Mononeuritis multiplex produces such a characteristic clinical picture that usually it can be diagnosed at the bedside. Occasionally, identifying mononeuritis multiplex becomes difficult late in the course when the infarctions of so many nerves can coalesce to produce an unusually symmetric pattern of deficits. In most cases, the early history of sequential peripheral nerve lesions supports the diagnosis of vasculitic neuropathy. In some cases, proof of mononeuritis multiplex will require electrodiagnostic studies.

Mononeuritis multiplex is one of the physical findings in medicine of great differential diagnostic value. In the absence of diabetes or multiple compression injuries, mononeuritis multiplex usually means the patient has some form of vasculitis. Polyarteritis nodosa, microscopic polyangiitis (MPA), Churg-Strauss syndrome, and Wegener granulomatosis are the forms of vasculitis most likely to cause mononeuritis multiplex.

Laboratory Findings

Laboratory abnormalities accompany virtually every form of vasculitis (Table 28–5). Some abnormalities, such as anemia and an elevated erythrocyte sedimentation rate, are very nonspecific and can be seen with many other diseases. Other findings, such as red blood cell casts in the urine (indicating vasculitis of the glomerulus) or antineutrophil cytoplasmic antibodies (associated with Wegener granulomatosis), have much greater specificity.

Imaging Tests

The role of imaging tests depends greatly on the form of vasculitis suspected. Plain radiographs infrequently provide important clues except in Wegener granulomatosis, where views of the sinuses and chest may yield findings (albeit usually not specific ones). Computed tomography scans of the chest are more sensitive in Wegener granulomatosis. Angiograms are especially helpful in supporting or establishing the diagnosis of Takayasu arteritis, polyarteritis nodosa, and primary central nervous system vasculitis.

Special Tests

Biopsy of involved tissues is the most common method for establishing definitively the diagnosis of vasculitis. Skin, peripheral nerves, airways, arteries, kidney, and gut are the most common sampled tissues. In general, biopsies of symptomatic areas have a yield of about 66%, whereas biopsy of sites with no symptoms or findings have low yield. Special stains are sometimes required to reveal the degree of damage to particular arterial layers (such as the internal elastic lamina) or the extent of immune complex deposition.

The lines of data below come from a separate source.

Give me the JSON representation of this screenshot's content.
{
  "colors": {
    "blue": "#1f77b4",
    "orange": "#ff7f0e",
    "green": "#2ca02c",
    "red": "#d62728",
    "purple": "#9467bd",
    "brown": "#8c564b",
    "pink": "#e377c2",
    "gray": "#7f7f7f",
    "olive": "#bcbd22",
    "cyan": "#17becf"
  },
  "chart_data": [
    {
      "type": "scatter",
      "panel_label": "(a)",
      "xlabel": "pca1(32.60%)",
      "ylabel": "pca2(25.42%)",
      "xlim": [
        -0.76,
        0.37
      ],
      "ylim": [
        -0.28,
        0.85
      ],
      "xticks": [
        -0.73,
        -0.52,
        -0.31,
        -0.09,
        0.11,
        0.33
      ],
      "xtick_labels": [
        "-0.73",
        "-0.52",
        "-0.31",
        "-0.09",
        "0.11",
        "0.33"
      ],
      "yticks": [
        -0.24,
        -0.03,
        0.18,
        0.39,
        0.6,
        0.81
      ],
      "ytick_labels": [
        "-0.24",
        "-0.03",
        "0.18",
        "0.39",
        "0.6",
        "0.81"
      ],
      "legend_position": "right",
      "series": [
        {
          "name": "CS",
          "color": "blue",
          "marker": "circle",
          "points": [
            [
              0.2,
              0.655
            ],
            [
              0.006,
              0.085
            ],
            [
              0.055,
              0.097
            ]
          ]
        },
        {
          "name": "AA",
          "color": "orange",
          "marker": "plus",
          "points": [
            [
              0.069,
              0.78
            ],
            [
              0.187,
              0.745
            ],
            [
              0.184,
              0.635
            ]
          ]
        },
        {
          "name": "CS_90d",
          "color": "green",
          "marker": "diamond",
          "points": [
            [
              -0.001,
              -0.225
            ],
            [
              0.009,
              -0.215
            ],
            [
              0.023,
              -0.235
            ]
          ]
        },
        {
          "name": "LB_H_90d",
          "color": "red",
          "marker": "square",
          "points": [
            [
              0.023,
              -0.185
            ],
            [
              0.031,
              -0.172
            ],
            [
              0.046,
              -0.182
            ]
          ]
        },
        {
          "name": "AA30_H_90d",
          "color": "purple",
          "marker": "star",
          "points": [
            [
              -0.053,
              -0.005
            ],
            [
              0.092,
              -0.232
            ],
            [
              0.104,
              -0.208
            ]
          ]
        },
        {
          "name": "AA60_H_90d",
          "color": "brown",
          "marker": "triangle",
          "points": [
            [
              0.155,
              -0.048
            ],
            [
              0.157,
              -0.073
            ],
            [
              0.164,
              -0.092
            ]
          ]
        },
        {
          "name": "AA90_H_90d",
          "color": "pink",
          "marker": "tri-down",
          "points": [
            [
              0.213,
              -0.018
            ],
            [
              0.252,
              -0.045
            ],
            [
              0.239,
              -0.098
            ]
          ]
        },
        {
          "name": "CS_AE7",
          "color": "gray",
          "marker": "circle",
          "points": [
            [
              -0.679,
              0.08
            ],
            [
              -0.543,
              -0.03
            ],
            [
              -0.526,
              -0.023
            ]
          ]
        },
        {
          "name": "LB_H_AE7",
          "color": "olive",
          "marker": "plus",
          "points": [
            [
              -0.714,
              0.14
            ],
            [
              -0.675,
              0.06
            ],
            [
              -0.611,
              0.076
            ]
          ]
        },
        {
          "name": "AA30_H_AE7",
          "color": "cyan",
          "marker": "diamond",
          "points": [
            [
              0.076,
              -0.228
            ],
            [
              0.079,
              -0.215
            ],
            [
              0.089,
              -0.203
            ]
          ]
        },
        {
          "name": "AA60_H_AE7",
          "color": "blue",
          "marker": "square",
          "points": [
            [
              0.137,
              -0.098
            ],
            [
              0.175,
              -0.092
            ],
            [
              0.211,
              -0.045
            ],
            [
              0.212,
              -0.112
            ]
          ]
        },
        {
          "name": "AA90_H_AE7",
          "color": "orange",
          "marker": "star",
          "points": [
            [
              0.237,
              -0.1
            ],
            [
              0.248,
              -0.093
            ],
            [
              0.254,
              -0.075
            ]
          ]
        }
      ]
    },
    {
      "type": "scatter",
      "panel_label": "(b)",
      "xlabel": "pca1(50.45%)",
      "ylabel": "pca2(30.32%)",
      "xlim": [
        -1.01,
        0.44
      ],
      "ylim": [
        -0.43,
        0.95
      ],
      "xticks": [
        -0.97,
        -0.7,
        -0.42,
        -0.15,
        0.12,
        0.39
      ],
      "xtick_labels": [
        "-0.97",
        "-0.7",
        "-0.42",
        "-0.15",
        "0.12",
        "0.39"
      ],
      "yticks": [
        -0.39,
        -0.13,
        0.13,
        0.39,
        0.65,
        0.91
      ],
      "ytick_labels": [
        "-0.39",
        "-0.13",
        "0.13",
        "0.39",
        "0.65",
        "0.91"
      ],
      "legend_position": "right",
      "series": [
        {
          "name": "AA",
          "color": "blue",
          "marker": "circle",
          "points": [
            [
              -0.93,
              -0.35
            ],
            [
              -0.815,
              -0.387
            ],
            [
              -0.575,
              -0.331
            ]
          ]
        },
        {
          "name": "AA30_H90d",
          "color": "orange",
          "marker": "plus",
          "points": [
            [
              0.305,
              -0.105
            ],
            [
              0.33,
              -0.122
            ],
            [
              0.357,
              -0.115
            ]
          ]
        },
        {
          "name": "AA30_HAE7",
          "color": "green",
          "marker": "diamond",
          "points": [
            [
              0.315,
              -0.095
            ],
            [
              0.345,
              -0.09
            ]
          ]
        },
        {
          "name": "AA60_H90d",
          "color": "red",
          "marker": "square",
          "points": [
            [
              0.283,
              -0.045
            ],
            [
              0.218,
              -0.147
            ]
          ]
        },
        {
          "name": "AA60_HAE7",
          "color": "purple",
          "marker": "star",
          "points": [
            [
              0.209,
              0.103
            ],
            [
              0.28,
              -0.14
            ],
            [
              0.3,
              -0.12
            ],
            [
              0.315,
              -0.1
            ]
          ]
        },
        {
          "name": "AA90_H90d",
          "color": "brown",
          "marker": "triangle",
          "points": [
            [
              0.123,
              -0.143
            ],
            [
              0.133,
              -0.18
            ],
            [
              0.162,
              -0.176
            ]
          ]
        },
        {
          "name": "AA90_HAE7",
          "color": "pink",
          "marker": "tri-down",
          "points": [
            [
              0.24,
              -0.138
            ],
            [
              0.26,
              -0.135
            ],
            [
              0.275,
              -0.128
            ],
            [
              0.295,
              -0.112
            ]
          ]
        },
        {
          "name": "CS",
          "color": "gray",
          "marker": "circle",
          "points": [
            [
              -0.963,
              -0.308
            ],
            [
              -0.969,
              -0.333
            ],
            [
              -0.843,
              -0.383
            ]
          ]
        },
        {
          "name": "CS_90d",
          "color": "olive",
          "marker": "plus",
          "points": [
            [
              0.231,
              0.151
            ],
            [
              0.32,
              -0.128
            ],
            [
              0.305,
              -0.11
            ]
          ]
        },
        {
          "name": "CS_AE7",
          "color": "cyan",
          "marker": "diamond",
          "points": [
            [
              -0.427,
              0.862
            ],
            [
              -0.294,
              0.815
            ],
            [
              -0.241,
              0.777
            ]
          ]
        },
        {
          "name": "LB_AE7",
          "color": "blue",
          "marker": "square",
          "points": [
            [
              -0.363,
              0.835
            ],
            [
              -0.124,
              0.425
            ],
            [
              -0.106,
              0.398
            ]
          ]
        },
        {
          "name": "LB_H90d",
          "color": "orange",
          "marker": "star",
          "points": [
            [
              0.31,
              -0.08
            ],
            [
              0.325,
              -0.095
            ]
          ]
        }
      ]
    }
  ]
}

An important general principle in the treatment of vasculitis is to make sure that the intensity of treatment fits the severity of vasculitis. Although most forms of vasculitis require aggressive treatment to prevent morbidity and mortality, some do not. Minor vasculitis limited to the skin and caused by drug reactions requires no therapy other than stopping the offending drug. In contrast, rapid and intensive therapy is required to prevent blindness from developing in giant cell arteritis or renal failure from complicating Wegener granulomatosis.

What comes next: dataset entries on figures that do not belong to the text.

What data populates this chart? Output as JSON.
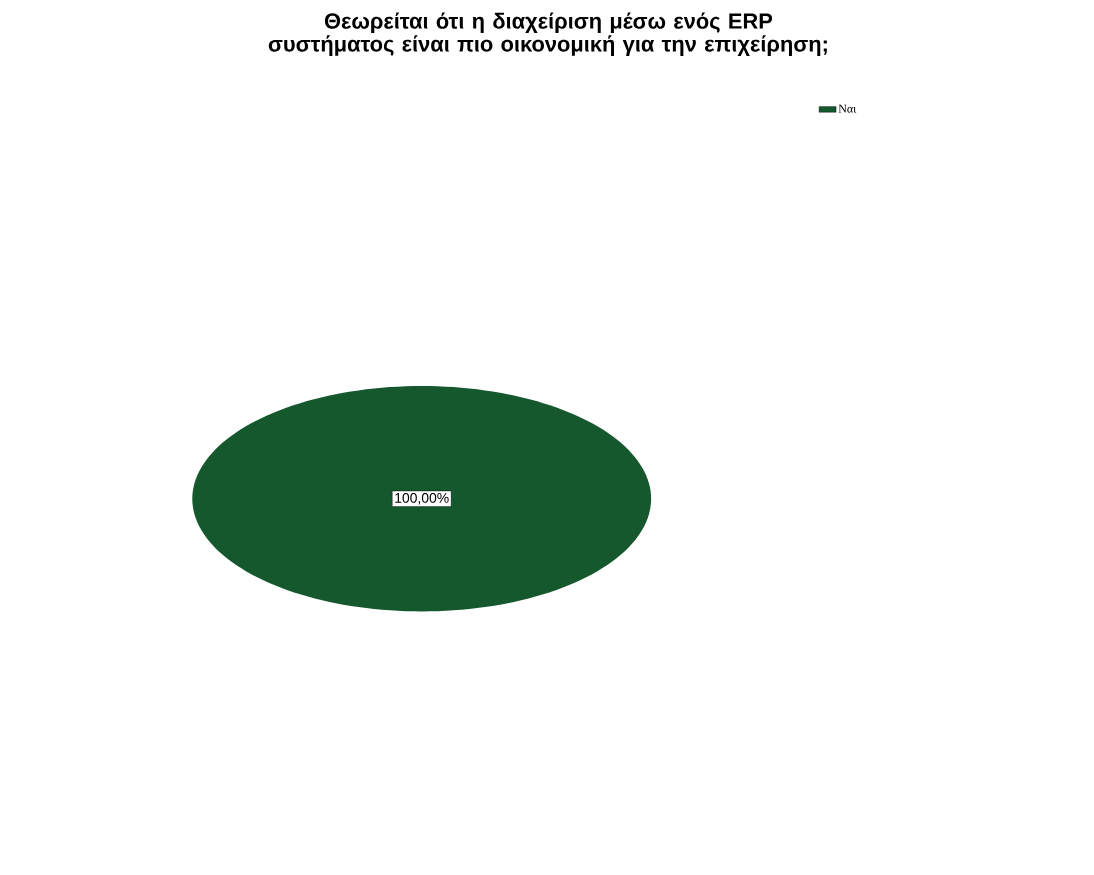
{
  "chart_data": {
    "type": "pie",
    "title": "Θεωρείται ότι η διαχείριση μέσω ενός ERP συστήματος είναι πιο οικονομική για την επιχείρηση;",
    "categories": [
      "Ναι"
    ],
    "values": [
      100
    ],
    "colors": [
      "#15582e"
    ],
    "value_labels": [
      "100,00%"
    ],
    "legend": "top right"
  }
}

Another important principle of treatment is to limit the toxicity of therapy. When long-term prednisone is required, for example, appropriate measures to prevent osteoporosis should be initiated. If immunosuppression will result (as occurs with high-dose prednisone or immunosuppressive drugs), then prophylaxis against Pneumocystis carinii pneumonia should be started. Other potential toxicities of therapies must be monitored closely.